Corneas without any further processing were used as controls (NHC). For decellularization, all washing steps and SD (Sigma-Aldrich, Hamburg, Germany) incubation were carried out under continuous agitation (800 rpm) at room temperature. Corneoscleral tissue was washed in Dulbecco’s phosphate-buffered saline (DPBS; 3 × 5 min), placed in 12-well plates with 0.5%, 1%, or 4% SD in ultrapure water for 30 min, and then rinsed in DPBS (3 × 30 min). Subsequently, the tissues were incubated in DNAse I , 1 mg/ml in DPBS (Roche, Mannheim, Germany) overnight under a sterile hood and terminally washed in DPBS (4 × 30 min). The whole decellularization procedure was carried out under aseptic conditions to ensure tissue sterility.

Quantification of tissue swelling

To assess the effects of dextran on corneal swelling during decellularization, all decellularization steps were performed in the presence of 0, 2, 4, or 6% dextran 500 (Sigma-Aldrich, Hamburg, Germany) in both DM⁺ and DM⁻ corneas. To verify the effect of dextran alone on NHC, DM⁻ corneas in incubated in 6% dextran (dextran control) and DM⁺ corneas in dextran free medium (dextran-free control) with an incubation time equivalent to the decellularization process. Corneal swelling was analyzed by AS-OCT using a clinical AS-OCT device (SS-1000 CASIA, Tomey, Nuernberg, Germany). Measurements of the central corneal thickness were performed with 3-dimensional cross-sectional imaging before and after decellularization as described earlier⁵⁵.

Histology

For bright field light microscopy, tissue was cryosectioned and stained as follows: After embedding and freezing in optimal cutting temperature medium, 10 µm thick sections were cut with a cryostat (Leica, Germany), mounted on adhesive slides and air-dried. Sections were stained with hematoxylin (Haematoxylin Gill III, Surgipath, Leica, Germany) for 2 min and 1% eosin Y (Surgipath, Leica, Germany) for 1 min to observe the gross tissue architecture and degree of decellularization. To visualize the proteoglycan content, cryosections were stained with 1% alcian blue (Morphisto, Germany) for 30 min together with a counterstain of nuclear fast red (Morhphisto, Germany).
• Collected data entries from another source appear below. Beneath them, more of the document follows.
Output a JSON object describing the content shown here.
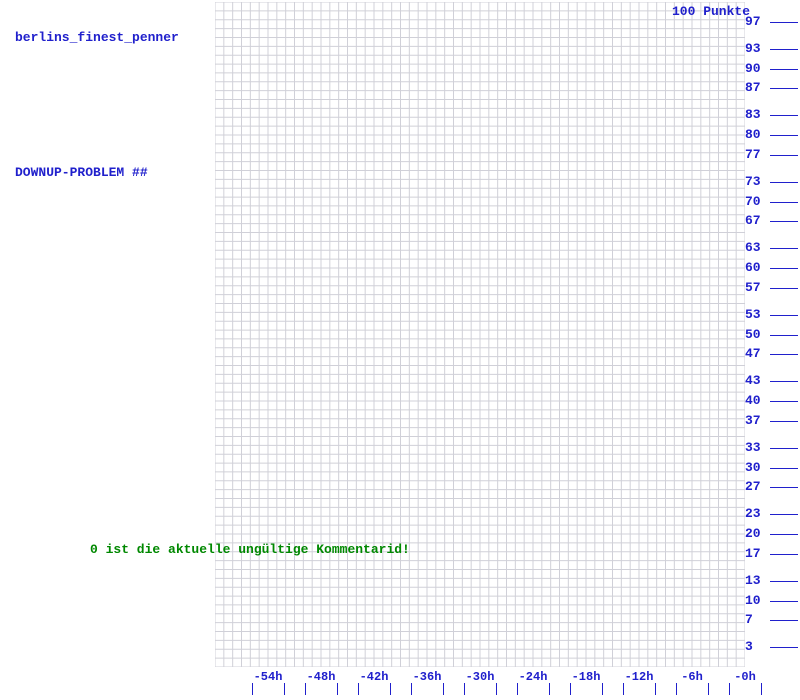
{
  "labels": {
    "user": "berlins_finest_penner",
    "problem": "DOWNUP-PROBLEM ##",
    "footer": "0 ist die aktuelle ungültige Kommentarid!"
  },
  "chart_data": {
    "type": "line",
    "title": "",
    "xlabel": "",
    "ylabel": "100 Punkte",
    "x_ticks": [
      "-54h",
      "-48h",
      "-42h",
      "-36h",
      "-30h",
      "-24h",
      "-18h",
      "-12h",
      "-6h",
      "-0h"
    ],
    "y_ticks": [
      3,
      7,
      10,
      13,
      17,
      20,
      23,
      27,
      30,
      33,
      37,
      40,
      43,
      47,
      50,
      53,
      57,
      60,
      63,
      67,
      70,
      73,
      77,
      80,
      83,
      87,
      90,
      93,
      97
    ],
    "xlim": [
      -60,
      0
    ],
    "ylim": [
      0,
      100
    ],
    "series": [],
    "grid": true
  }
}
For glycoproteins, PAS staining was performed using 1% periodic acid (Fluka, Germany) for 10 min, and Schiff reagent (Roth, Germany) for 90 s. Samples were examined using either a bright field fluorescence microscope (Axio Imager.A1, Zeiss) and images were processed using ProgRes CapturePro Software (JENOPTIK, https://www.jenoptik.com/products/cameras-and-imaging-modules/microscope-cameras/progres-usb-20-firewire/software-download-progres) or a Hamamatsu NanoZoomer S60 (Hamamatsu Photonics, Herrsching, Germany).
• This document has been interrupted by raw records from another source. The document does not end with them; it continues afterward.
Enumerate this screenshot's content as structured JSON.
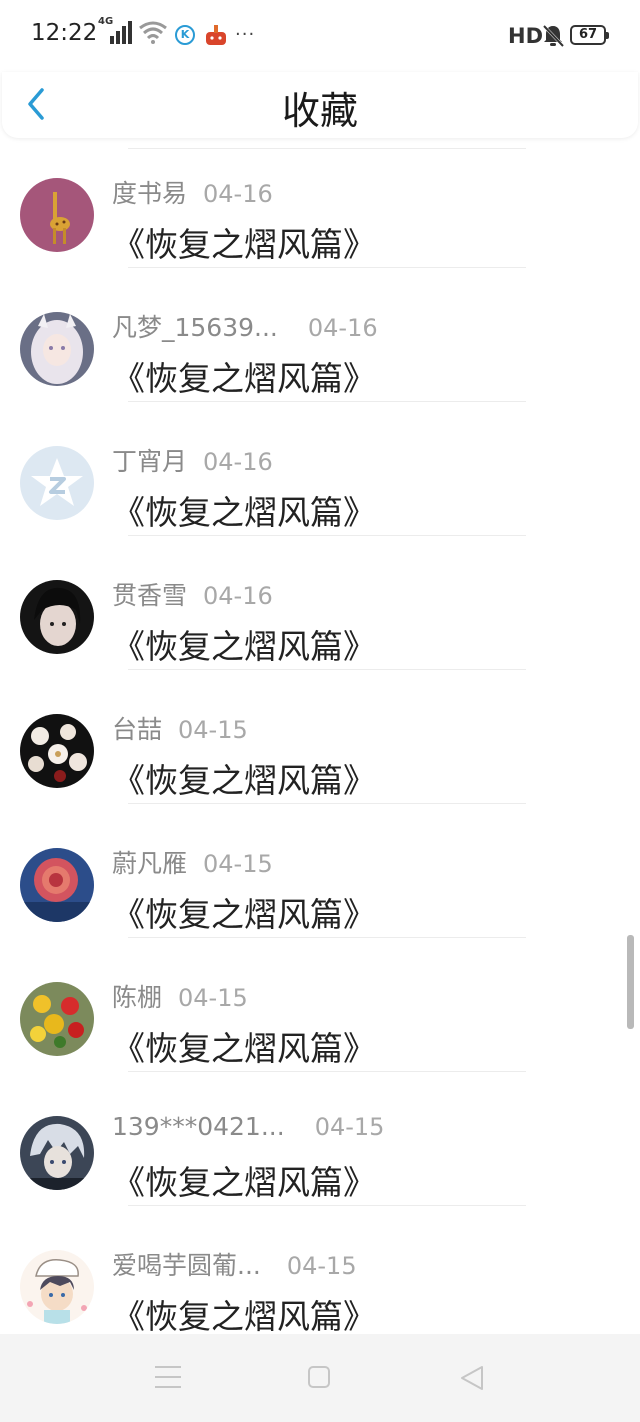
{
  "status": {
    "time": "12:22",
    "network": "4G",
    "hd": "HD",
    "battery": "67"
  },
  "header": {
    "title": "收藏"
  },
  "items": [
    {
      "name": "度书易",
      "date": "04-16",
      "book": "《恢复之熠风篇》",
      "avatar": "giraffe"
    },
    {
      "name": "凡梦_15639...",
      "date": "04-16",
      "book": "《恢复之熠风篇》",
      "avatar": "anime-girl"
    },
    {
      "name": "丁宵月",
      "date": "04-16",
      "book": "《恢复之熠风篇》",
      "avatar": "default-star"
    },
    {
      "name": "贯香雪",
      "date": "04-16",
      "book": "《恢复之熠风篇》",
      "avatar": "dark-girl"
    },
    {
      "name": "台喆",
      "date": "04-15",
      "book": "《恢复之熠风篇》",
      "avatar": "flowers-dark"
    },
    {
      "name": "蔚凡雁",
      "date": "04-15",
      "book": "《恢复之熠风篇》",
      "avatar": "rose"
    },
    {
      "name": "陈棚",
      "date": "04-15",
      "book": "《恢复之熠风篇》",
      "avatar": "bouquet"
    },
    {
      "name": "139***0421...",
      "date": "04-15",
      "book": "《恢复之熠风篇》",
      "avatar": "anime-boy"
    },
    {
      "name": "爱喝芋圆葡...",
      "date": "04-15",
      "book": "《恢复之熠风篇》",
      "avatar": "cartoon-chef"
    }
  ],
  "colors": {
    "accent": "#2a9bd5",
    "name": "#8a8a8a",
    "date": "#a8a8a8",
    "title": "#1a1a1a"
  }
}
Immunostaining of frozen sections

Immunostaining on frozen sections performed as previously described⁶⁰. Briefly, human corneas in optimal cutting temperature medium were cut into 10 µm sections, fixed in 4% paraformaldehyde (PFA) for 20 min or acetone for 10 min followed by permeabilization in 0.3% Triton X-100 in PBS for 10 min. The sections were blocked with 10% normal goat serum (NGS) and incubated in primary antibodies (Supplementary Table S1) diluted in 1% NGS in PBS overnight at 4 °C. Fluorescein isothiocyanate-conjugated or rhodamine-conjugated anti-mouse or -rabbit immunoglobulins (Life Technologies, Carlsbad, CA) were used for detection and nuclear staining was performed with DAPI (Vectashield antifade mounting medium with DAPI; Vector, Burlingame CA). Immunolabeled cryosections were examined with a laser scanning confocal microscope (TCS SP-8, Leica, Wetzlar, Germany). For negative controls, the primary antibodies were replaced by equimolar concentrations of an irrelevant isotypic primary antibody of the same species.